Navori Labs has built credibility in the AI-driven digital signage category by embedding audience intelligence directly into its player software rather than requiring a separate analytics system — a technical architecture decision that reduces complexity and improves data quality simultaneously. For retailers and venue operators who want their signage to respond to what is actually happening in their space rather than running on a schedule created weeks in advance, Navori's integrated approach is a genuine operational advantage. Its 10-plus years of customer relationships reflect the kind of platform loyalty that comes from genuine operational utility rather than marketing positioning.

12. Mvix

Mvix is a pro-AV digital signage company with award-winning cloud-based software adopted worldwide across schools, corporate offices, retail stores, hospitals, manufacturing facilities, and more. The Mvix platform combines content management, scheduling, and display management with industry-specific applications and integrations designed for organizations that need digital signage to communicate operational information — wayfinding, emergency alerts, production metrics, and event schedules — not just promotional content. Its managed service model makes it accessible to organizations without dedicated digital signage technical staff.

Mvix has built genuine credibility in the mid-market digital signage segment by addressing the buyer that enterprise platforms overlook: the organization that needs professional digital signage capabilities without the infrastructure burden of an enterprise deployment. Its industry-specific applications for healthcare, education, and manufacturing reflect real understanding of how those environments use digital displays to communicate — which is fundamentally different from retail promotional signage. For buyers in those verticals, Mvix's operational depth is more relevant than the brand recognition of larger platform vendors.

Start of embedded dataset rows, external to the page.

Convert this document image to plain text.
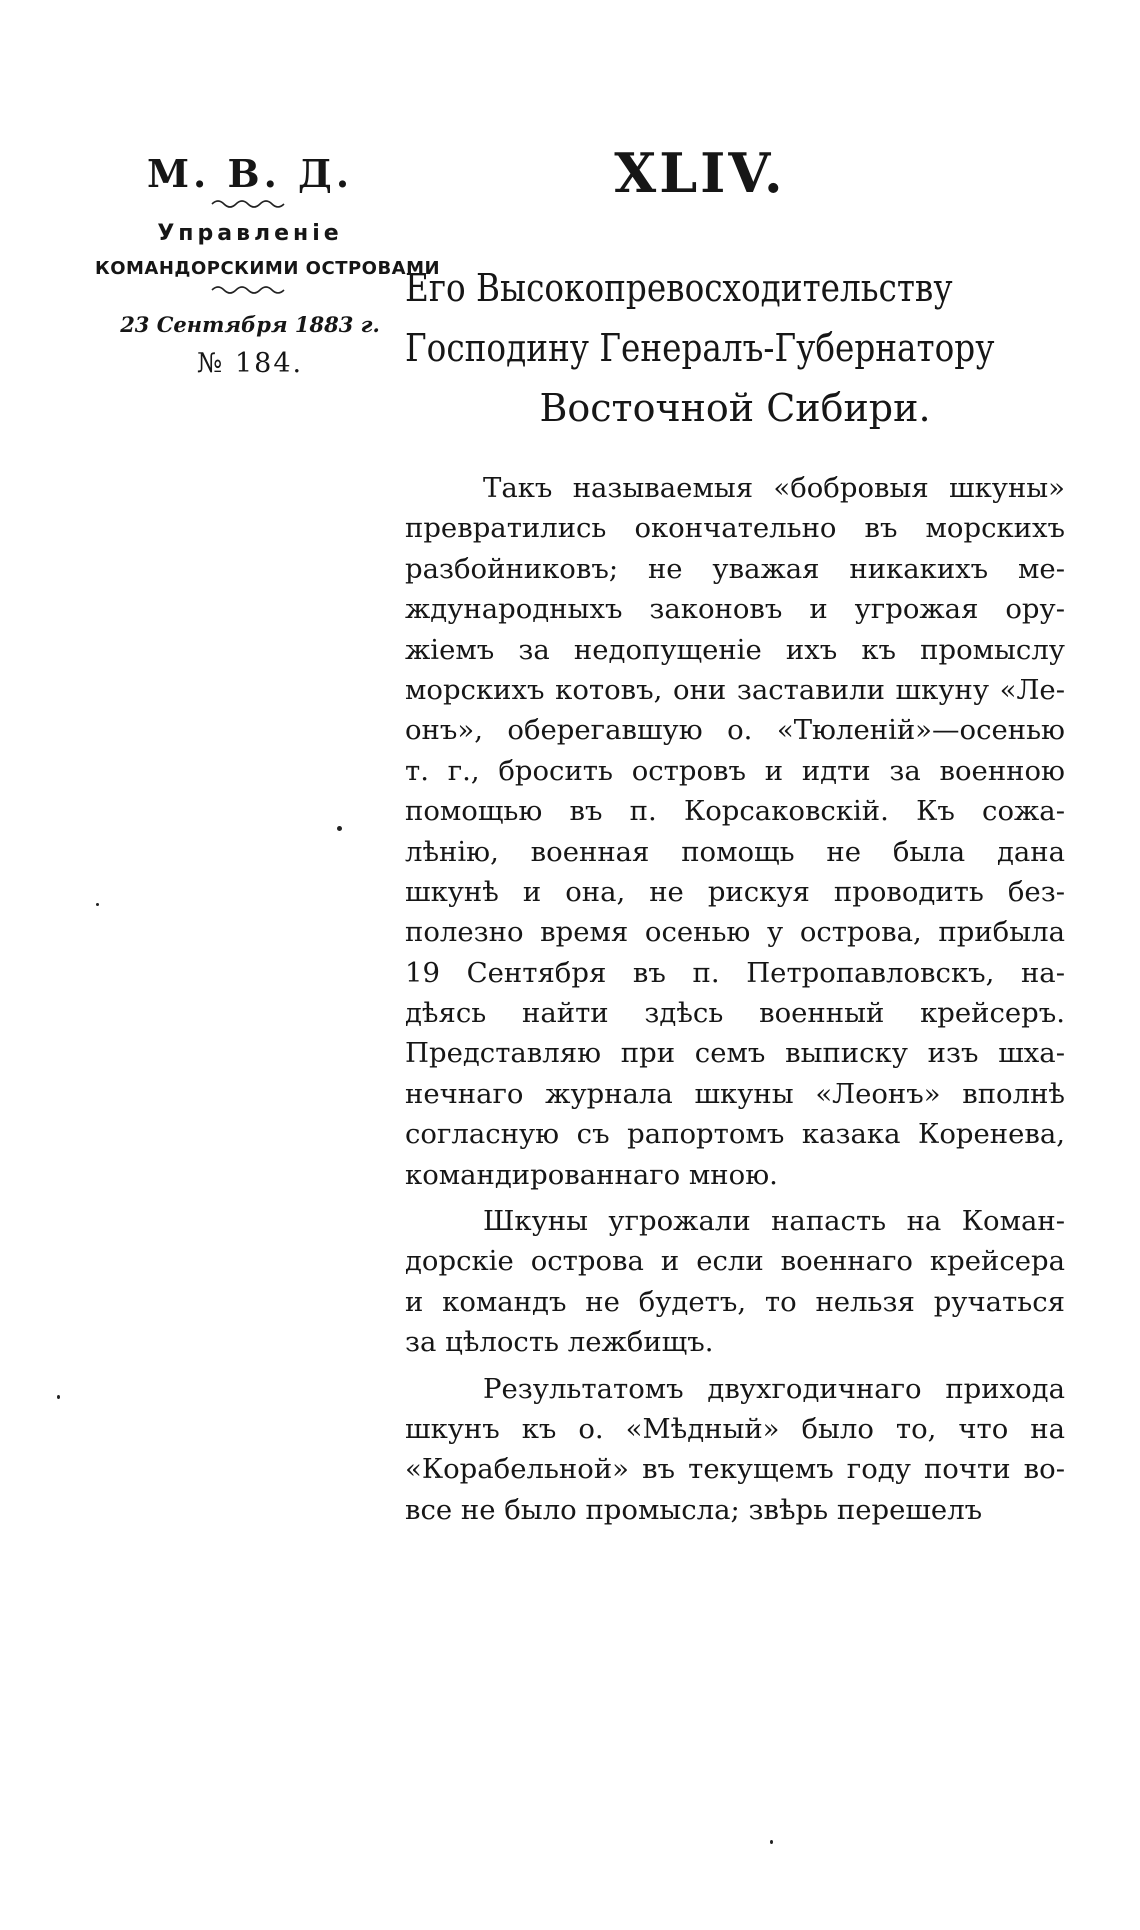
М. В. Д.

Управленіе

КОМАНДОРСКИМИ ОСТРОВАМИ

23 Сентября 1883 г.

№ 184.

XLIV.
Его Высокопревосходительству
Господину Генералъ-Губернатору
Восточной Сибири.
Такъ называемыя «бобровыя шкуны»
превратились окончательно въ морскихъ
разбойниковъ; не уважая никакихъ ме-
ждународныхъ законовъ и угрожая ору-
жіемъ за недопущеніе ихъ къ промыслу
морскихъ котовъ, они заставили шкуну «Ле-
онъ», оберегавшую о. «Тюленій»—осенью
т. г., бросить островъ и идти за военною
помощью въ п. Корсаковскій. Къ сожа-
лѣнію, военная помощь не была дана
шкунѣ и она, не рискуя проводить без-
полезно время осенью у острова, прибыла
19 Сентября въ п. Петропавловскъ, на-
дѣясь найти здѣсь военный крейсеръ.
Представляю при семъ выписку изъ шха-
нечнаго журнала шкуны «Леонъ» вполнѣ
согласную съ рапортомъ казака Коренева,
командированнаго мною.
Шкуны угрожали напасть на Коман-
дорскіе острова и если военнаго крейсера
и командъ не будетъ, то нельзя ручаться
за цѣлость лежбищъ.
Результатомъ двухгодичнаго прихода
шкунъ къ о. «Мѣдный» было то, что на
«Корабельной» въ текущемъ году почти во-
все не было промысла; звѣрь перешелъ
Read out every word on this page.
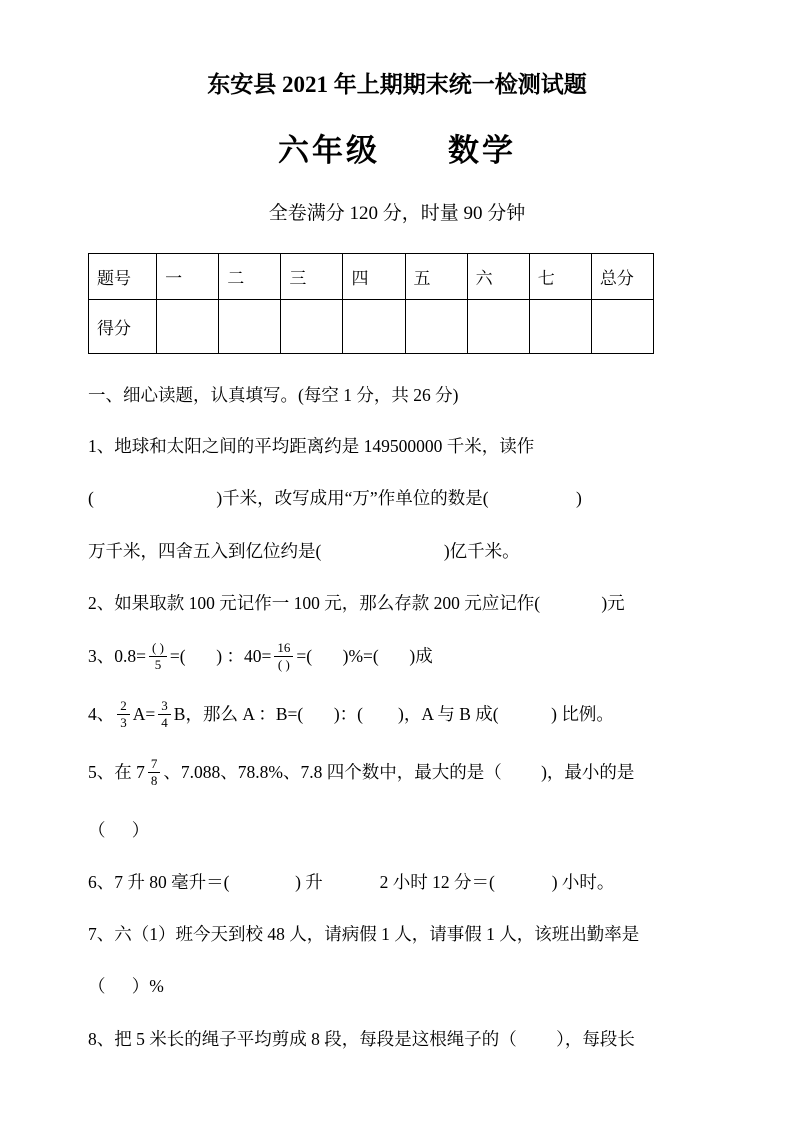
东安县 2021 年上期期末统一检测试题
六年级　　数学

全卷满分 120 分，时量 90 分钟

题号	一	二	三	四	五	六	七	总分
得分								

一、细心读题，认真填写。(每空 1 分，共 26 分)

1、地球和太阳之间的平均距离约是 149500000 千米，读作

(                            )千米，改写成用“万”作单位的数是(                    )

万千米，四舍五入到亿位约是(                            )亿千米。

2、如果取款 100 元记作一 100 元，那么存款 200 元应记作(              )元

3、$0.8= \frac{( )}{5}$ =(       ) ：$40= \frac{16}{( )}$ =(       )%=(       )成

4、 $\frac{2}{3} A= \frac{3}{4}$ B，那么 A ：B=(       )：(        )，A 与 B 成(            ) 比例。

5、在 $7 \frac{7}{8}$ 、7.088、78.8%、7.8 四个数中，最大的是（         )，最小的是

（      ）

6、7 升 80 毫升＝(               ) 升             2 小时 12 分＝(             ) 小时。

7、六（1）班今天到校 48 人，请病假 1 人，请事假 1 人，该班出勤率是

（      ）%

8、把 5 米长的绳子平均剪成 8 段，每段是这根绳子的（         ），每段长
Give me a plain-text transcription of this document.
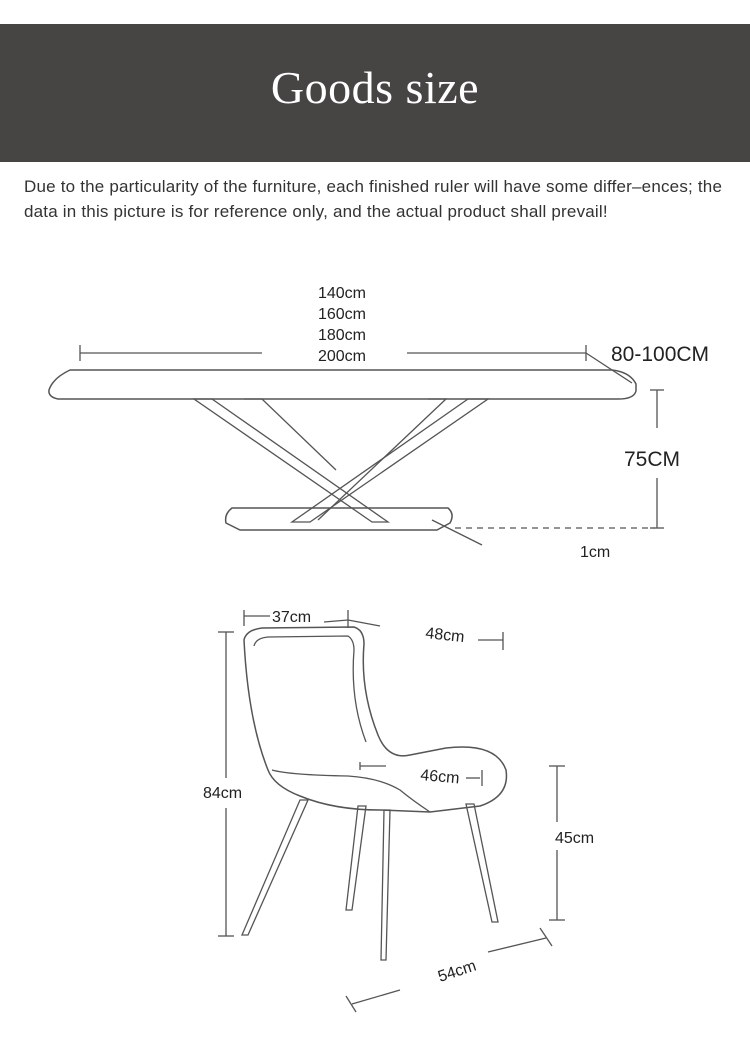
Goods size
Due to the particularity of the furniture, each finished ruler will have some differ–ences; the data in this picture is for reference only, and the actual product shall prevail!
140cm
160cm
180cm
200cm	80-100CM
75CM
1cm
37cm
48cm
46cm
84cm
45cm
54cm
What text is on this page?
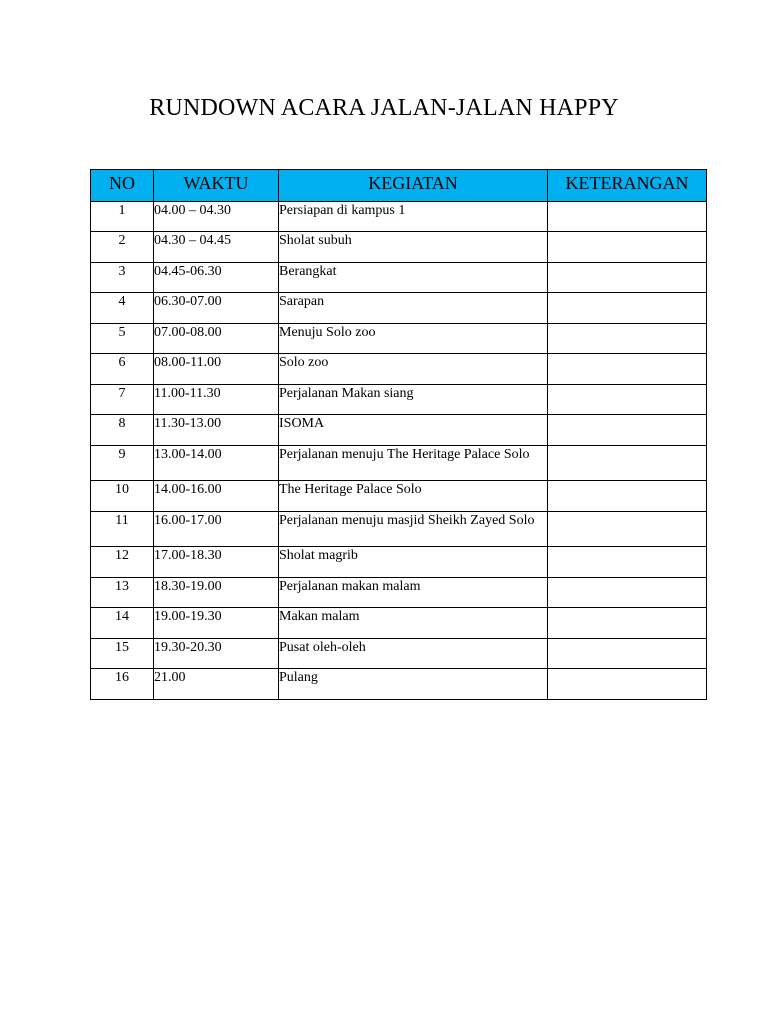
RUNDOWN ACARA JALAN-JALAN HAPPY
NO	WAKTU	KEGIATAN	KETERANGAN
1	04.00 – 04.30	Persiapan di kampus 1	
2	04.30 – 04.45	Sholat subuh	
3	04.45-06.30	Berangkat	
4	06.30-07.00	Sarapan	
5	07.00-08.00	Menuju Solo zoo	
6	08.00-11.00	Solo zoo	
7	11.00-11.30	Perjalanan Makan siang	
8	11.30-13.00	ISOMA	
9	13.00-14.00	Perjalanan menuju The Heritage Palace Solo	
10	14.00-16.00	The Heritage Palace Solo	
11	16.00-17.00	Perjalanan menuju masjid Sheikh Zayed Solo	
12	17.00-18.30	Sholat magrib	
13	18.30-19.00	Perjalanan makan malam	
14	19.00-19.30	Makan malam	
15	19.30-20.30	Pusat oleh-oleh	
16	21.00	Pulang	
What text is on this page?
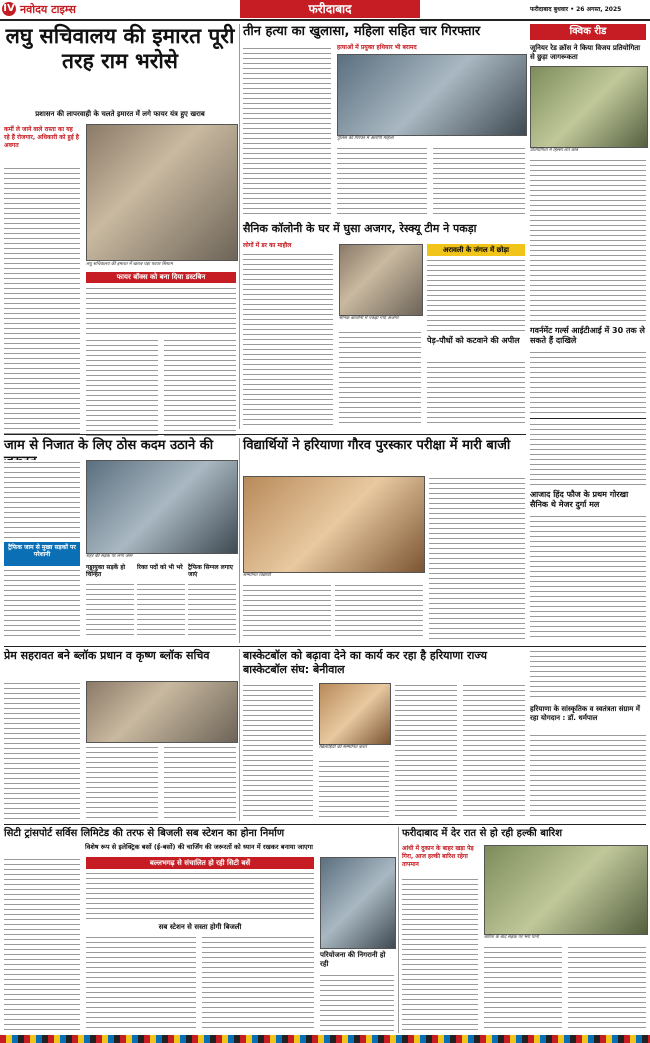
IV नवोदय टाइम्स	फरीदाबाद	फरीदाबाद बुधवार • 26 अगस्त, 2025
लघु सचिवालय की इमारत पूरी तरह राम भरोसे
प्रशासन की लापरवाही के चलते इमारत में लगे फायर यंत्र हुए खराब
कर्मी ले जाने वाले रास्ता का यह रहे हैं रोजगार, अधिकारी को हुई है अवगत
लघु सचिवालय की इमारत में खराब पड़ा फायर सिस्टम
फायर बॉक्स को बना दिया डस्टबिन
तीन हत्या का खुलासा, महिला सहित चार गिरफ्तार
हत्याओं में प्रयुक्त हथियार भी बरामद
पुलिस की गिरफ्त में आरोपी महिला
क्विक रीड
जूनियर रेड क्रॉस ने किया विजय प्रतियोगिता से छुड़ा जागरूकता
प्रतियोगिता में हिस्सा लेते छात्र
गवर्नमेंट गर्ल्स आईटीआई में 30 तक ले सकते हैं दाखिले
सैनिक कॉलोनी के घर में घुसा अजगर, रेस्क्यू टीम ने पकड़ा
लोगों में डर का माहौल
सैनिक कॉलोनी में पकड़ा गया अजगर
अरावली के जंगल में छोड़ा
पेड़-पौधों को कटवाने की अपील
जाम से निजात के लिए ठोस कदम उठाने की
ट्रैफिक जाम से मुख्य सड़कों पर परेशानी	शहर की सड़क पर लगा जाम
गड्ढायुक्त सड़कें हो चिन्हित
रिक्त पदों को भी भरे ट्रैफिक सिग्नल लगाए जाएं
विद्यार्थियों ने हरियाणा गौरव पुरस्कार परीक्षा में मारी बाजी
सम्मानित विद्यार्थी
आजाद हिंद फौज के प्रथम गोरखा सैनिक थे मेजर दुर्गा मल
प्रेम सहरावत बने ब्लॉक प्रधान व कृष्ण ब्लॉक सचिव	बास्केटबॉल को बढ़ावा देने का कार्य कर रहा है हरियाणा राज्य बास्केटबॉल संघ: बेनीवाल
खिलाड़ियों को सम्मानित करते
हरियाणा के सांस्कृतिक व स्वतंत्रता संग्राम में रहा योगदान : डॉ. धर्मपाल
सिटी ट्रांसपोर्ट सर्विस लिमिटेड की तरफ से बिजली सब स्टेशन का होना निर्माण
विशेष रूप से इलेक्ट्रिक बसों (ई-बसों) की चार्जिंग की जरूरतों को ध्यान में रखकर बनाया जाएगा
बल्लभगढ़ से संचालित हो रही सिटी बसें
सब स्टेशन से सस्ता होगी बिजली
परियोजना की निगरानी हो रही
फरीदाबाद में देर रात से हो रही हल्की बारिश
आंधी में दुकान के बाहर खड़ा पेड़ गिरा, आज हल्की बारिश रहेगा तापमान
बारिश के बाद सड़क पर भरा पानी
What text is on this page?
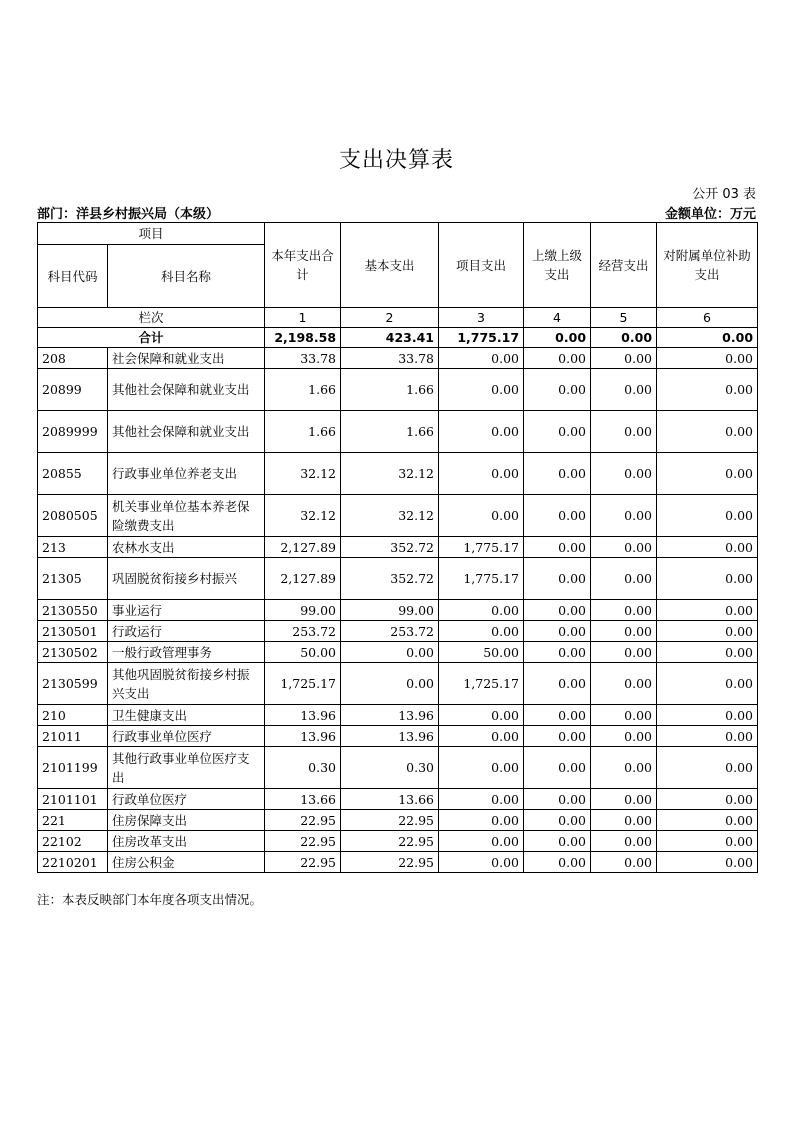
支出决算表
公开 03 表
部门：洋县乡村振兴局（本级）	金额单位：万元
项目		本年支出合计	基本支出	项目支出	上缴上级支出	经营支出	对附属单位补助支出
科目代码	科目名称						
栏次		1	2	3	4	5	6
合计		2,198.58	423.41	1,775.17	0.00	0.00	0.00
208	社会保障和就业支出	33.78	33.78	0.00	0.00	0.00	0.00
20899	其他社会保障和就业支出	1.66	1.66	0.00	0.00	0.00	0.00
2089999	其他社会保障和就业支出	1.66	1.66	0.00	0.00	0.00	0.00
20855	行政事业单位养老支出	32.12	32.12	0.00	0.00	0.00	0.00
2080505	机关事业单位基本养老保险缴费支出	32.12	32.12	0.00	0.00	0.00	0.00
213	农林水支出	2,127.89	352.72	1,775.17	0.00	0.00	0.00
21305	巩固脱贫衔接乡村振兴	2,127.89	352.72	1,775.17	0.00	0.00	0.00
2130550	事业运行	99.00	99.00	0.00	0.00	0.00	0.00
2130501	行政运行	253.72	253.72	0.00	0.00	0.00	0.00
2130502	一般行政管理事务	50.00	0.00	50.00	0.00	0.00	0.00
2130599	其他巩固脱贫衔接乡村振兴支出	1,725.17	0.00	1,725.17	0.00	0.00	0.00
210	卫生健康支出	13.96	13.96	0.00	0.00	0.00	0.00
21011	行政事业单位医疗	13.96	13.96	0.00	0.00	0.00	0.00
2101199	其他行政事业单位医疗支出	0.30	0.30	0.00	0.00	0.00	0.00
2101101	行政单位医疗	13.66	13.66	0.00	0.00	0.00	0.00
221	住房保障支出	22.95	22.95	0.00	0.00	0.00	0.00
22102	住房改革支出	22.95	22.95	0.00	0.00	0.00	0.00
2210201	住房公积金	22.95	22.95	0.00	0.00	0.00	0.00
注：本表反映部门本年度各项支出情况。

The Experience Standard in Digital Signage

The consistent pattern across these twelve companies is that the ones buyers trust most have moved beyond treating digital signage as a display infrastructure problem. The screens are a commodity. What earns trust is the combination of creative strategy, content intelligence, operational reliability, and long-term partnership that transforms display infrastructure into a genuine business asset. For enterprise buyers evaluating digital signage vendors, the question is not which company has the best hardware specs or the most features — it is which company has the demonstrated ability to make signage work as intended, at scale, over the full lifecycle of the deployment.